For a significant portion of the Israeli public, he would have discovered, even the ceasefire, which lasted about a week and was accompanied by the moving scenes of Israelis returning home, was a concession that the soul of the new Israeli found difficult to contain.

To take these words to their most extreme extent, it seems that perhaps for the first time in all of Israel's campaigns, "the people" demand pictures of dead Arabs more than they are moved by pictures of living Israelis.

You can call it disillusionment, you can call it invective, what you can't do is deny this new sentiment, which crosses political camps that were true until October 6 and even analyzed Golda Meir's legacy using "just/just not Bibi" tools.

This is perhaps why it is impossible to assess what a day child will be in this strange act in which all the main actors seem to fail to understand the audience's new tastes: the Americans, for example,

demand humanity and proportionality from us. If humanity is expressed in a warning to civilians (and even in this regard, there is a huge gap between the Americans and the Israeli street, which no longer knows innocent people in Gaza, as far as most of us are concerned, they are all dead), in securing a humanitarian corridor and in providing food, medicine and fuel, so be it. But as for proportionality? Here already the Israeli desire (not of the government, of the citizens!) is still for a manifestly disproportionate blow, which may cause the Arabs – not only in Gaza but also in Beirut – to be very much left to their own devices.

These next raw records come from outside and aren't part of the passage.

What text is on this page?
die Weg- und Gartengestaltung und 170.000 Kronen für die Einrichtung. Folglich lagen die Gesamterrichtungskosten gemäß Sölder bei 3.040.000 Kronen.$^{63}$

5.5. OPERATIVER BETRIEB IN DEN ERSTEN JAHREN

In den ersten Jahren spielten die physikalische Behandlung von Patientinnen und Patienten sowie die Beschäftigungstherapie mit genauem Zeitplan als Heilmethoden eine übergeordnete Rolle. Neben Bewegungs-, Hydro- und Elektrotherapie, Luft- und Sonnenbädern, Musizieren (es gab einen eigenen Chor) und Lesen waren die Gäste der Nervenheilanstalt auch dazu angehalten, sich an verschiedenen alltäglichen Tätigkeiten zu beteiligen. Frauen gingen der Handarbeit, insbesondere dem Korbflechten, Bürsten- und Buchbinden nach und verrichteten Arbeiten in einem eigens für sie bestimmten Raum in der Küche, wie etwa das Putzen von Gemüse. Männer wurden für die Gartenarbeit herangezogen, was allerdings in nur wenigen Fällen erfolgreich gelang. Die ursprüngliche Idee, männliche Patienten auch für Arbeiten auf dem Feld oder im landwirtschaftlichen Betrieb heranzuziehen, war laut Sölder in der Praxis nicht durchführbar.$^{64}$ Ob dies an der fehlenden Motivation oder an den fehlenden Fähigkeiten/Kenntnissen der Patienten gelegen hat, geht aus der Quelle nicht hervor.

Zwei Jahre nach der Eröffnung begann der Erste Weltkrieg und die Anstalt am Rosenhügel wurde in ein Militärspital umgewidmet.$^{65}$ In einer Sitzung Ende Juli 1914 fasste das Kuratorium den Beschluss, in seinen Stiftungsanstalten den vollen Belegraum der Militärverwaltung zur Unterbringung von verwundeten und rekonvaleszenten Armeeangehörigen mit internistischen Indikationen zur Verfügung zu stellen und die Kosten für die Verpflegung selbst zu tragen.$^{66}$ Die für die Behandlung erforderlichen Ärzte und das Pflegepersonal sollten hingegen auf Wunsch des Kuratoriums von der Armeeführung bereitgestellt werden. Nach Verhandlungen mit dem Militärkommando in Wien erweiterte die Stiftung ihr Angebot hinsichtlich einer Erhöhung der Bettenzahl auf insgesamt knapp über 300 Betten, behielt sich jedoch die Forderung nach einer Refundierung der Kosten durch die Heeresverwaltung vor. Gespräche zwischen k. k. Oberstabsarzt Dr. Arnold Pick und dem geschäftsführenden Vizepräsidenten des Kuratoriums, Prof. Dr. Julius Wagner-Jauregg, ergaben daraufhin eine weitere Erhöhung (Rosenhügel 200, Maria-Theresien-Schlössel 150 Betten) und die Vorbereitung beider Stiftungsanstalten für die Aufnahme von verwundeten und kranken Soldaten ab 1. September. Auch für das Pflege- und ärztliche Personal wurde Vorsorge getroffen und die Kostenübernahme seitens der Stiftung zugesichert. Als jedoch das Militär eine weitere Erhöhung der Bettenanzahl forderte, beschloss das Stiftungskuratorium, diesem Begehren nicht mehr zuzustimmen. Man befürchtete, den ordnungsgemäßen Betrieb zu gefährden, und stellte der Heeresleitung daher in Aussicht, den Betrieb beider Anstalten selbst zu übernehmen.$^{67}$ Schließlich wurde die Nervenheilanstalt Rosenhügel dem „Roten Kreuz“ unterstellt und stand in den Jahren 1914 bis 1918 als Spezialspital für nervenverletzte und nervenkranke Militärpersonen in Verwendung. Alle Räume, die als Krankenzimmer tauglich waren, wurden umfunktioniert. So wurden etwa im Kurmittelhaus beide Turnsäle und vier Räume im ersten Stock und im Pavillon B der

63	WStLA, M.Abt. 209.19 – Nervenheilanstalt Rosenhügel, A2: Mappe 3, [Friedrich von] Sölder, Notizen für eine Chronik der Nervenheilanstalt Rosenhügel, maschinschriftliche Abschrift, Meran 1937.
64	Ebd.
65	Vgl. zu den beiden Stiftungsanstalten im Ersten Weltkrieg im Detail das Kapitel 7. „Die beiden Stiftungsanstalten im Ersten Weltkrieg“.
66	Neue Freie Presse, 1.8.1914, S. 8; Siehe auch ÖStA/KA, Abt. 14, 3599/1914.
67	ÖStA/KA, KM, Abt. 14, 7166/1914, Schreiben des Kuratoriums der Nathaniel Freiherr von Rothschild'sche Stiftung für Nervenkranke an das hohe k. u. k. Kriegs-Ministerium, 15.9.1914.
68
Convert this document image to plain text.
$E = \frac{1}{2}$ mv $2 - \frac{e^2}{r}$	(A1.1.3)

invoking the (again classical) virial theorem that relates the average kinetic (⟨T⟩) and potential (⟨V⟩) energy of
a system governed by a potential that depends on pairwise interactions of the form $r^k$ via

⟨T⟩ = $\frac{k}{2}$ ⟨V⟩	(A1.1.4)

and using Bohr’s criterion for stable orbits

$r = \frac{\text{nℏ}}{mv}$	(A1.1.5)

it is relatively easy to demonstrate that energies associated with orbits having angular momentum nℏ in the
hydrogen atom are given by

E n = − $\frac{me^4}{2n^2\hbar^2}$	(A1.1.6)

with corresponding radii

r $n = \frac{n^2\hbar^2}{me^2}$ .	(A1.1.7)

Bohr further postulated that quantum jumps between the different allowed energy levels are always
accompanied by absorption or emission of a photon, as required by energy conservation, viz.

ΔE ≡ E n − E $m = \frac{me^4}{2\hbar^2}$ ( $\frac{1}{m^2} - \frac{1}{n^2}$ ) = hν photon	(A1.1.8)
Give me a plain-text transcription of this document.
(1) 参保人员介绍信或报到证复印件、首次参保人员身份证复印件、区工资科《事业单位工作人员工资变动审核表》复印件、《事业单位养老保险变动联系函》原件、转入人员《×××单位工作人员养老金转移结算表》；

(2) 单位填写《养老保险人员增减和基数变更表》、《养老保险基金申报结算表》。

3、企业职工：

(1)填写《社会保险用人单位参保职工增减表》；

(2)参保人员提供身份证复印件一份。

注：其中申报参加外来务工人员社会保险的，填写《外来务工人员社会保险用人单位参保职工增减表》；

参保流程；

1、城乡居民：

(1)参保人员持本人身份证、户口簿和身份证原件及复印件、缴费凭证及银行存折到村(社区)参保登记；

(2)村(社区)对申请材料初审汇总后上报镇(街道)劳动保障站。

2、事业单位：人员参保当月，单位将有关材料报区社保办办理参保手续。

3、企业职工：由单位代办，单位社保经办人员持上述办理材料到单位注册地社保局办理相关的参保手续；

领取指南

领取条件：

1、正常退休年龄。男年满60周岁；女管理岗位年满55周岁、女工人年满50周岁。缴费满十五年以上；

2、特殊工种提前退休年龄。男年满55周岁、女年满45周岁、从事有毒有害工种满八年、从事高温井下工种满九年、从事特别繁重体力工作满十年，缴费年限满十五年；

Even a demand to think about the day after, for example, something that bothers the Americans very much, is not on the agenda of the Israeli, for whom the day after could begin with the transfer of Gazans to Qatar, for example.

Same sea. Gaza the Day After, Submission Proposal/IDF Spokesperson

The will of the people? Sea view!

Hamas and Sinwar still do not understand this sentiment, which is entirely (as far as they are concerned) the fruit of the phenomenal success of that murderous attack. The Israeli until October 7 wished mainly for peace and quiet in which he could add to the gripe about the cost of living while flying abroad four times a year. The new Israeli is willing to sacrifice trips abroad forever – and only to see Sinwar's head impaled by a satshef at the end of an IDF rifle.

And last, the Israeli leaders. When Netanyahu rejects future rule by the Palestinian Authority in the Gaza Strip, he is talking to his imaginary base, the one to his right – not realizing that the new right in Israel is also composed of a few "PHRs." Do you want to talk to us about the day after? Give us such a victory picture that you don't need to read the caption underneath it to understand it.

To talk a little about the day after, the one in which Netanyahu and Gantz will compete (unless there is an amazing plot twist) for public trust, Netanyahu proved last night that when it comes to politics, he is several levels above his rival.

In Gantz's appearance last Wednesday, he identified a desire to break the unity government, but also hesitation whether an outrageous budget (even in the eyes of Likud voters!) was enough to break the leverage that carried him up in the polls.

Netanyahu recognized, and acted immediately, to appropriate for himself, and only himself, the conduct of the campaign (from the return of 86 Israelis home to the resumption of hostilities), in the hope that by the time it is over, some Israelis will forget his responsibility for the failure that led to its conflagration.

So what's the problem? Here's something Netanyahu himself may not yet understand: By appropriating the conduct of the campaign, he is committing to goods that he may never be able to deliver. The people demand a view of the sea, while the most Netanyahu can provide is a ceasefire backed by a political agreement.
In other words, something that even a huge production on the Washington-Riyadh axis cannot train.

  • More on the subject:
  • Abductees
  • Gaza War
  • ceasefire
  • Benjamin Netanyahu

Source: walla

All news articles on 2023-12-03

Similar news:

Trends 24h

Latest

© Communities 2019 - Privacy

The information on this site is from external sources that are not under our control.
The inclusion of any links does not necessarily imply a recommendation or endorse the views expressed within them.